彼女は自身の口に付けたスプーンで、デザートを食べさせてくれたのだ。
・・・『あーん』などという掛け声は無かったが。
そんなことを考えている裁を見て、紫乃はまた勘違いをしていると察し、付け加えた。
「一つ、重要なことを言い忘れました。お付き合いをしていなくても、無意識、あるいは不可抗力でそれらの行為を経験する可能性もあります。
『あっ、ごめーん(汗)』『もうっ!ふふっ、まあ、いっか!』から恋愛に発展することもあるでしょう。本屋さんあるいは図書館で同じ本を取ろうとして手と手が触れる。これが代表的なシチュエーションでしょうね。
でもね、何も感じない場合もあるのです。
『ごめん、手が触れちゃった』『うむ』これで終わるパターンも多々あることでしょう。
では、違いは何なのか・・・そう、好きかどうかです」
「好きか、どうか?」
「意識しているかどうか、と言っても良かったのですが。でもきっと、サイくんには『意識する』の意味も説明しなければいけないでしょう。
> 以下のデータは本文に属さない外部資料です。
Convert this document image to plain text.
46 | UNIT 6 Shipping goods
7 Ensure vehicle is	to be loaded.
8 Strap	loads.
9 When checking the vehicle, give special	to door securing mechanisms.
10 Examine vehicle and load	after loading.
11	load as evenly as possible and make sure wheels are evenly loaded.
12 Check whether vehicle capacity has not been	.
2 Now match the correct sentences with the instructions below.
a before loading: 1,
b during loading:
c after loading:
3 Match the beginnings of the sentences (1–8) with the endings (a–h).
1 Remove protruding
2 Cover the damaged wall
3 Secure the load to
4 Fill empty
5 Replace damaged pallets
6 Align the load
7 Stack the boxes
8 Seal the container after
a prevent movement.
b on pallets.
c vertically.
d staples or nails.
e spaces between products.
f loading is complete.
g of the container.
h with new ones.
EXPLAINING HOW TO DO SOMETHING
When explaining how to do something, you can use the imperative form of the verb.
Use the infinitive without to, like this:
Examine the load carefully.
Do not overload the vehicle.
『勉強あるいは大食らいの好敵手として意識する』などを考えてしまうでしょうから。
なので、はっきりと『好きかどうか』と言いました。普通なら、鼻血を出してる時点で好きと考えても良いのですが・・・接吻という言葉だけに興奮した可能性がありますからね。
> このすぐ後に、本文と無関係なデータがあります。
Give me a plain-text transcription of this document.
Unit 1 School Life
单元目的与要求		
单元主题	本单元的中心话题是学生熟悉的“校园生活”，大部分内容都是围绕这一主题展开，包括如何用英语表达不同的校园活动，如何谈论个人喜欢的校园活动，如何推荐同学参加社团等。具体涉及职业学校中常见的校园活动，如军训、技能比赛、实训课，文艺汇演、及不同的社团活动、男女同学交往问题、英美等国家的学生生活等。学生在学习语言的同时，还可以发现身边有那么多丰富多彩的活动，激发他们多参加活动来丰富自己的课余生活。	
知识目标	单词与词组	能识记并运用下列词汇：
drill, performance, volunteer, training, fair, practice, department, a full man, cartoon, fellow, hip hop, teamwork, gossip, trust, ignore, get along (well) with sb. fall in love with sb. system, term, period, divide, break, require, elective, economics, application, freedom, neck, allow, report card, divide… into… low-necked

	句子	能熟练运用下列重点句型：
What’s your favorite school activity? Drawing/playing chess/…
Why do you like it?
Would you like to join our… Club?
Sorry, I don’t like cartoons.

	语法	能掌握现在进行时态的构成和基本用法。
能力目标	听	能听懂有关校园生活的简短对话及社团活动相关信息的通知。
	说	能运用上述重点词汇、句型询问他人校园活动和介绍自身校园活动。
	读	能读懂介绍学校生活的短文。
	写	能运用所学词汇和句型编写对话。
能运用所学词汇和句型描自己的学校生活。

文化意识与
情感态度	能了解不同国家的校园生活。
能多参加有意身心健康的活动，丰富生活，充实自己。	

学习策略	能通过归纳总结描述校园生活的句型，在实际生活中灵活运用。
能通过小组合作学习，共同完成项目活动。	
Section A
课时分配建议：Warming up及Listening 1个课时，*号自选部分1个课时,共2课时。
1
好きかどうか・・・もっとわかりやすくいいましょう。要は、『したいかしたくないか』。その人と、手を繋ぎたいか。接吻したいか。さあ、どうですか!」
裁は上を向きながら、鼻血を出さないように気を付けながら想像した。
天照奈と手を繋ぎ歩く光景。そして、接吻する光景を。
『ブシュッ!』
天照奈、そして紫乃は見た。
裁の鼻から大量の血が噴き出す光景を。